The Genius Bar
3:00 PM, Oct 11, 2011 • By JOSEPH EPSTEIN
Steve Jobs, as everyone knows, died last week at 56.
As a Mac man—and I don’t mean McDonald’s—all my days on a computer, I feel a debt of genuine gratitude to Jobs for developing and manufacturing products that come with an absolute minimum of jigeroos. iMacs, iPhones, iPads, Jobs’s refinements of all these, while he was the head of Apple, were never-ending. Apple products cost more than competing items, but they hold up better, and thus bear out the apothegm—so comforting only when it proves true—that one gets what one pays for.
Eulogistic claims followed Steve Jobs’s death that he was an authentic American genius, the Thomas Edison of our day. This was understandable hyperbole. The computer and its affiliated toys—cell phones, tablets, notebooks, and the rest—have gone a long way to making access to information and communication easier, in the way that the motor car was a grand improvement over horseback and carriage. But neither the digital nor the motorized vehicle revolutions has been absolutely fundamental in the way that Edison’s development of electricity for industrial and domestic use was. In my amateur’s ignorance, I would say that Steve Jobs was less an inventor than a perfector, less a genius than an impressive designer and thoroughly admirable industrialist.
Except for one realm in which I am now about to claim genius for him. He once stuck one of the cheapest men I have known with a dinner check in New York for more than $400. The man never got over it. The fellow was himself what I call a “small-advantage man,” the academic equivalent of the sort of man who moves his savings account from one bank to another to get the free electric blanket or toaster. While he didn’t mind spending on himself, this man would con publishers out of review copies, glom vast quantities of jiffy bags from the office supply depot, keep check on the market value of his first editions of second-class novels, take advantage of a handicap parking sign years after his temporary handicap had long since expired. The pleasure he took in these small advantages was deep and abiding.

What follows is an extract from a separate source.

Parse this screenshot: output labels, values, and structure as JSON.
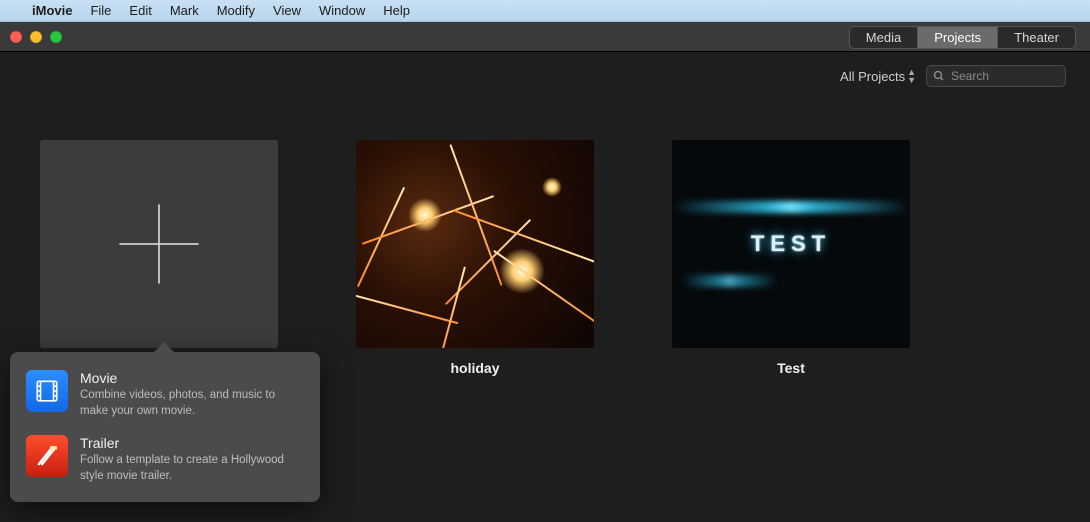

He happened to have gone to dinner with Steve Jobs because of a family relation, too elaborate and boring to go into here. He mentioned Jobs’s sticking him with the check to me perhaps 10 times, always with a look of befuddlement crossing his face. He never explained exactly how Jobs did it—perhaps he never grasped the actual mechanics of it himself—leaving me to re-create the maneuver in my imagination.
I imagine a scene of great general bonhomie in a crowded and noisy New York restaurant. Whether Jobs or someone else at table with knowledge of currently fashionable restaurants chose the place is not known, but I suspect it must have been Jobs. I see the waiter viewing Steve Jobs as the man at the table with most authority, an old and trusted customer—the fellow to whom the sommelier pours the first sip of wine for him to taste and pass judgment upon.
Such a man orchestrates the meal, and Jobs in my mind does so here. Heedless of the prices on this costly à la carte menu, he orders a copious dinner: cocktails, starters, ample entrée, a good bottle of wine, salad, dessert, and coffee, disdaining only a cognac at the finish. Then, before the check arrives, after exclaiming to everyone at the table how much he has enjoyed himself, Jobs announces he has a fairly important meeting and really does have to buzz off. I see him press a corner of the expansive white napkin delicately to his lips just before rising and taking his leave. I prefer to think of him patting the small-advantage man on the back as, smiling, he briskly departs the restaurant.
The waiter sets the check before small-advantage man, the oldest male at the table. His eyes squint as he attempts to grasp the sum of the check; a vein appears on his forehead. His fingers tremble as he removes his credit card from his wallet. His mind boggles as he contemplates the immensity of the tip required.
Steve Jobs, meanwhile, is out on the street, entering a cab. As he bangs close the door—Eureka!, it hits him how to make the iPhone even smaller than it now is, so that it can fit into the key pocket of his Levi’s, and to do so while adding to it at least four additional gigabytes of memory.
Genius, the entire performance, pure genius.